N’y revenons pas pour l’instant. Le lac, malgré les nuages, était magnifique. Tout autour du lac, des rizières en terrasses profitaient de la fertilité que leur offre cet ancien volcan devenu caldeira (nouveau mot appris!). Ici, on est en territoire Minangkabau, peuple ancestral qui fonctionne dans un système matriarcal assez unique. C’est donc, en théorie du moins, les femmes qui héritent, qui sont propriétaires des terres et qui dirigent la maisonnée. Je ne suis pas anthropologue, je ne sais pas ce qui se passe en réalité. Mais ce que je peux en constater de mes yeux de voyageuse, c’est qu’il se dégage de ce peuple une gentillesse et une ouverture d’esprit exceptionnelles. On a eu un véritable coup de coeur pour ces gens au sourire qui n’a d’égal que leur bienveillance.

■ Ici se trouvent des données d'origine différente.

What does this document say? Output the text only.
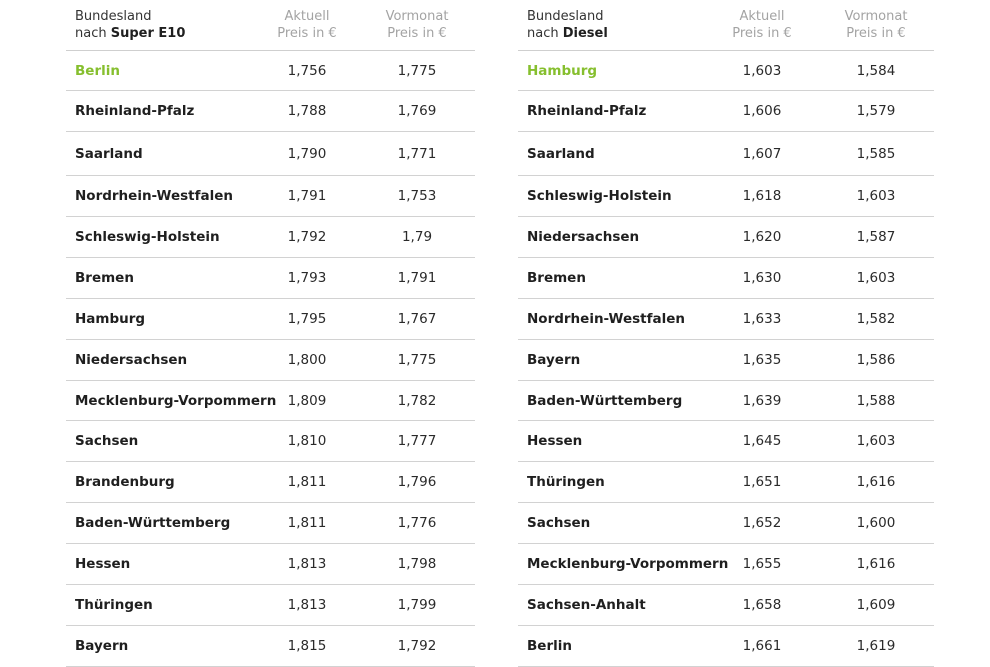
Bundesland
nach Super E10
Aktuell
Preis in €
Vormonat
Preis in €
Berlin	1,756	1,775
Rheinland-Pfalz	1,788	1,769
Saarland	1,790	1,771
Nordrhein-Westfalen	1,791	1,753
Schleswig-Holstein	1,792	1,79
Bremen	1,793	1,791
Hamburg	1,795	1,767
Niedersachsen	1,800	1,775
Mecklenburg-Vorpommern 1,809	1,782
Sachsen	1,810	1,777
Brandenburg	1,811	1,796
Baden-Württemberg	1,811	1,776
Hessen	1,813	1,798
Thüringen	1,813	1,799
Bayern	1,815	1,792
Bundesland
nach Diesel
Aktuell
Preis in €
Vormonat
Preis in €
Hamburg	1,603	1,584
Rheinland-Pfalz	1,606	1,579
Saarland	1,607	1,585
Schleswig-Holstein	1,618	1,603
Niedersachsen	1,620	1,587
Bremen	1,630	1,603
Nordrhein-Westfalen	1,633	1,582
Bayern	1,635	1,586
Baden-Württemberg	1,639	1,588
Hessen	1,645	1,603
Thüringen	1,651	1,616
Sachsen	1,652	1,600
Mecklenburg-Vorpommern	1,655	1,616
Sachsen-Anhalt	1,658	1,609
Berlin	1,661	1,619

Arrivant dans un pays musulman, j’avais quelques appréhensions face au fait d’être une femme et de pédaler en shorts. Comme on a eu des réactions d’incompréhension en Inde, on s’attendait au même scénario ici. Ou pire. On réalise au fond qu’au Québec, et disons surtout au Canada, on monte une énorme campagne de peur contre les musulmans, les extrémistes, les terroristes. On les met tous dans le même panier. Je ne nie pas qu’il existe effectivement des problèmes d’ordre d’extrémisme religieux au sein de la communauté musulmane, mais je m’attendais à arriver ici comme en Arabie Saoudite. Et j’ai été positivement surprise de constater à quel point mes craintes étaient infondées. De ce que nous avons vu en général, et particulièrement chez les Minang, c’est que les femmes font partie intégrante d’une société où elles évoluent librement. D’abord, ce ne sont pas toutes les femmes qui sont voilées et lorsqu’elles le sont, c’est fait de façon tellement coquette que c’est difficile d’imaginer ces femmes brimées. En fait, les femmes ici semblent beaucoup plus libérées que ce que nous avons vu en Inde. Elles travaillent, parlent anglais, nous abordent dans la rue et nous sourient sans cesse. Ce n’est sûrement pas l’égalité homme-femme absolue, mais ce peuple a déconstruit dans mon esprit le mythe de la femme musulmane recluse et réprimée. Et pas de burqa en vue. C’est dire qu’on gaspille beaucoup d’encre au Québec...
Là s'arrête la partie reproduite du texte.